Im Frühjahr 2010 waren Stefan Glowacz, Holger Heuber und Kurt Albert zu ihrem ersten Versuch gestartet, die Wand La Proa im Dreiländereck von British Guyana, Venezuela und Brasilien zu durchsteigen. Nach sieben Seillängen im oberen neunten Schwierigkeitsgrad am Tafelberg Roraima Tepuis musste das Team seinen Versuch wegen des schlechten Wetters abbrechen.
Im November 2010 reisten sie erneut an - zu zweit. Denn Albert konnte nicht mehr dabei sein.
Stefan, Du hast von Anfang an gesagt, die Expedition soll im Sinne von Kurt Albert vollendet werden. Ein "Kurt-Albert-Gedächtnisweg" als Routenname kam aber nie in Frage. Was hat "Behind the Rainbow" nun mit Kurt zu tun?
Das war in erster Linie Holgers Idee. Er hat nach der Erstbegehung an ein Bild gedacht, das er auch bei seinen Vorträgen immer wieder verwendet. Es zeigt Kurt, wie er einen Regenbogen nach oben stemmt. Und Holger meinte zurecht: ,Das Leben von Kurt war so bunt und schillernd wie ein Regenbogen.' Er war etwas Besonderes. Und das ist die Route auch. ,Behind the Rainbow' passt perfekt.

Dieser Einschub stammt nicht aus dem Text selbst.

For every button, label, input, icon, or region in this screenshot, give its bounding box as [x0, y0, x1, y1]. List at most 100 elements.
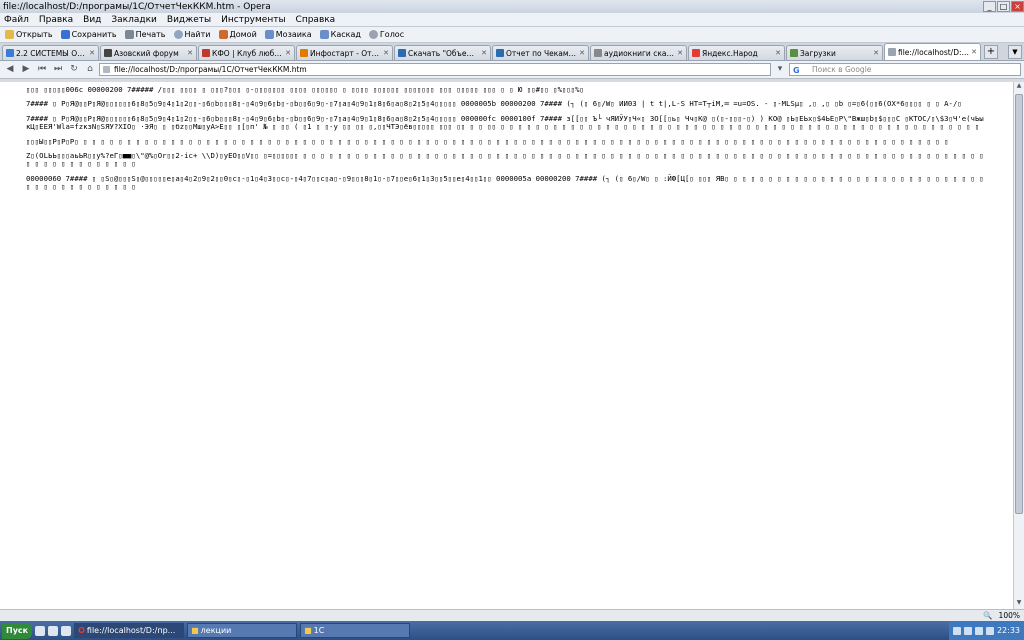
- content-line: 7#### ▯ Р▯Я@▯▯Р▯Я@▯▯▯▯▯▯6▯8▯5▯9▯4▯1▯2▯▯-…: [26, 113, 984, 132]
- page-content: ▯▯▯ ▯▯▯▯▯006с 00000200 7##### /▯▯▯ ▯▯▯▯ …: [0, 82, 1013, 609]
- taskbar: Пуск Ofile://localhost/D:/пр... ■ лекции …: [0, 621, 1024, 640]
- tab-close-icon[interactable]: ✕: [775, 49, 781, 57]
- opera-icon: O: [78, 626, 85, 635]
- zoom-icon[interactable]: 🔍: [983, 611, 992, 620]
- search-input[interactable]: G Поиск в Google: [789, 63, 1021, 76]
- menu-widgets[interactable]: Виджеты: [167, 15, 211, 25]
- favicon-icon: [594, 49, 602, 57]
- tab-item[interactable]: 2.2 СИСТЕМЫ ОПЛ...✕: [2, 45, 99, 60]
- new-tab-button[interactable]: +: [984, 45, 998, 59]
- favicon-icon: [202, 49, 210, 57]
- menu-edit[interactable]: Правка: [39, 15, 73, 25]
- tab-close-icon[interactable]: ✕: [873, 49, 879, 57]
- favicon-icon: [104, 49, 112, 57]
- tab-list-button[interactable]: ▼: [1008, 45, 1022, 59]
- tab-item[interactable]: аудиокниги скачат...✕: [590, 45, 687, 60]
- find-button[interactable]: Найти: [171, 28, 214, 42]
- tray-icon[interactable]: [974, 626, 983, 635]
- favicon-icon: [888, 48, 896, 56]
- system-tray: 22:33: [948, 621, 1024, 640]
- back-icon[interactable]: ◀: [3, 63, 17, 76]
- menu-file[interactable]: Файл: [4, 15, 29, 25]
- tile-icon: [264, 30, 274, 39]
- tile-button[interactable]: Мозаика: [262, 28, 315, 42]
- scroll-up-icon[interactable]: ▲: [1014, 82, 1024, 92]
- window-controls: _ □ ×: [983, 1, 1024, 12]
- close-button[interactable]: ×: [1011, 1, 1024, 12]
- tray-icon[interactable]: [963, 626, 972, 635]
- tab-item-active[interactable]: file://localhost/D:/п... ✕: [884, 43, 981, 60]
- home-button[interactable]: Домой: [216, 28, 260, 42]
- clock[interactable]: 22:33: [997, 626, 1020, 635]
- taskbar-item-opera[interactable]: Ofile://localhost/D:/пр...: [74, 623, 185, 638]
- tab-close-icon[interactable]: ✕: [285, 49, 291, 57]
- tab-close-icon[interactable]: ✕: [383, 49, 389, 57]
- tab-item[interactable]: Азовский форум ✕: [100, 45, 197, 60]
- tab-close-icon[interactable]: ✕: [971, 48, 977, 56]
- status-bar: 🔍 100%: [0, 609, 1024, 621]
- tab-bar: 2.2 СИСТЕМЫ ОПЛ...✕ Азовский форум✕ КФО …: [0, 43, 1024, 61]
- home-icon: [218, 30, 228, 39]
- menu-bookmarks[interactable]: Закладки: [111, 15, 157, 25]
- url-input[interactable]: file://localhost/D:/програмы/1С/ОтчетЧек…: [99, 63, 771, 76]
- tab-close-icon[interactable]: ✕: [89, 49, 95, 57]
- favicon-icon: [6, 49, 14, 57]
- scroll-down-icon[interactable]: ▼: [1014, 599, 1024, 609]
- address-bar: ◀ ▶ ⏮ ⏭ ↻ ⌂ file://localhost/D:/програмы…: [0, 61, 1024, 79]
- favicon-icon: [692, 49, 700, 57]
- print-button[interactable]: Печать: [122, 28, 169, 42]
- content-line: Z▯(ОLЬЬ▯▯▯аьЬR▯▯y%?еГ▯■■▯\"@%▯Or▯▯2-іс+ …: [26, 151, 984, 169]
- start-button[interactable]: Пуск: [2, 622, 33, 639]
- menu-bar: Файл Правка Вид Закладки Виджеты Инструм…: [0, 13, 1024, 27]
- save-button[interactable]: Сохранить: [58, 28, 120, 42]
- zoom-level[interactable]: 100%: [999, 611, 1020, 620]
- cascade-icon: [319, 30, 329, 39]
- minimize-button[interactable]: _: [983, 1, 996, 12]
- menu-tools[interactable]: Инструменты: [221, 15, 285, 25]
- url-dropdown-icon[interactable]: ▾: [773, 63, 787, 76]
- quicklaunch-icon[interactable]: [48, 625, 59, 636]
- magnifier-icon: [173, 30, 183, 39]
- main-toolbar: Открыть Сохранить Печать Найти Домой Моз…: [0, 27, 1024, 43]
- tab-close-icon[interactable]: ✕: [579, 49, 585, 57]
- content-line: 7#### ▯ Р▯Я@▯▯Р▯Я@▯▯▯▯▯▯6▯8▯5▯9▯4▯1▯2▯▯-…: [26, 99, 962, 109]
- taskbar-item-1c[interactable]: ■ 1С: [300, 623, 411, 638]
- tab-item[interactable]: Загрузки ✕: [786, 45, 883, 60]
- voice-button[interactable]: Голос: [366, 28, 407, 42]
- tab-close-icon[interactable]: ✕: [481, 49, 487, 57]
- open-button[interactable]: Открыть: [2, 28, 56, 42]
- maximize-button[interactable]: □: [997, 1, 1010, 12]
- google-icon: G: [793, 66, 800, 75]
- tray-icon[interactable]: [985, 626, 994, 635]
- menu-help[interactable]: Справка: [296, 15, 336, 25]
- taskbar-item-folder[interactable]: ■ лекции: [187, 623, 298, 638]
- cascade-button[interactable]: Каскад: [317, 28, 364, 42]
- content-line: ▯▯▯ ▯▯▯▯▯006с 00000200 7##### /▯▯▯ ▯▯▯▯ …: [26, 85, 584, 94]
- scroll-thumb[interactable]: [1015, 94, 1023, 514]
- quicklaunch-icon[interactable]: [61, 625, 72, 636]
- vertical-scrollbar[interactable]: ▲ ▼: [1013, 82, 1024, 609]
- window-title: file://localhost/D:/програмы/1С/ОтчетЧек…: [3, 1, 271, 12]
- tab-item[interactable]: Яндекс.Народ ✕: [688, 45, 785, 60]
- favicon-icon: [300, 49, 308, 57]
- menu-view[interactable]: Вид: [83, 15, 101, 25]
- favicon-icon: [496, 49, 504, 57]
- tab-item[interactable]: Инфостарт - Ответ...✕: [296, 45, 393, 60]
- home-icon[interactable]: ⌂: [83, 63, 97, 76]
- tab-close-icon[interactable]: ✕: [677, 49, 683, 57]
- tab-item[interactable]: Скачать "Объедин...✕: [394, 45, 491, 60]
- microphone-icon: [368, 30, 378, 39]
- tab-item[interactable]: КФО | Клуб любит... ✕: [198, 45, 295, 60]
- floppy-icon: [60, 30, 70, 39]
- tray-icon[interactable]: [952, 626, 961, 635]
- fast-forward-icon[interactable]: ⏭: [51, 63, 65, 76]
- printer-icon: [124, 30, 134, 39]
- favicon-icon: [398, 49, 406, 57]
- content-line: ▯▯▯Ы▯▯Р▯Р▯Р▯ ▯ ▯ ▯ ▯ ▯ ▯ ▯ ▯ ▯ ▯ ▯ ▯ ▯ ▯…: [26, 136, 949, 146]
- rewind-icon[interactable]: ⏮: [35, 63, 49, 76]
- tab-item[interactable]: Отчет по Чекам ККМ✕: [492, 45, 589, 60]
- tab-close-icon[interactable]: ✕: [187, 49, 193, 57]
- quicklaunch-icon[interactable]: [35, 625, 46, 636]
- reload-icon[interactable]: ↻: [67, 63, 81, 76]
- forward-icon[interactable]: ▶: [19, 63, 33, 76]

Im Frühjahr habt Ihr die ersten sieben Seillängen noch mit Kurt durchstiegen. Als Ihr die Expedition abbrechen musstet, habt Ihr Material zurückgelassen. Wie war es, an diese Stelle zurückzukehren?
Es war nicht leicht. Kurts Helm hing noch in der Wand. Es war, als wäre er irgendwie da - und eben doch nicht. Holger und ich haben aber kaum über die Situation gesprochen. Als wir zur siebten Seillänge gekommen sind, herrschte Stille.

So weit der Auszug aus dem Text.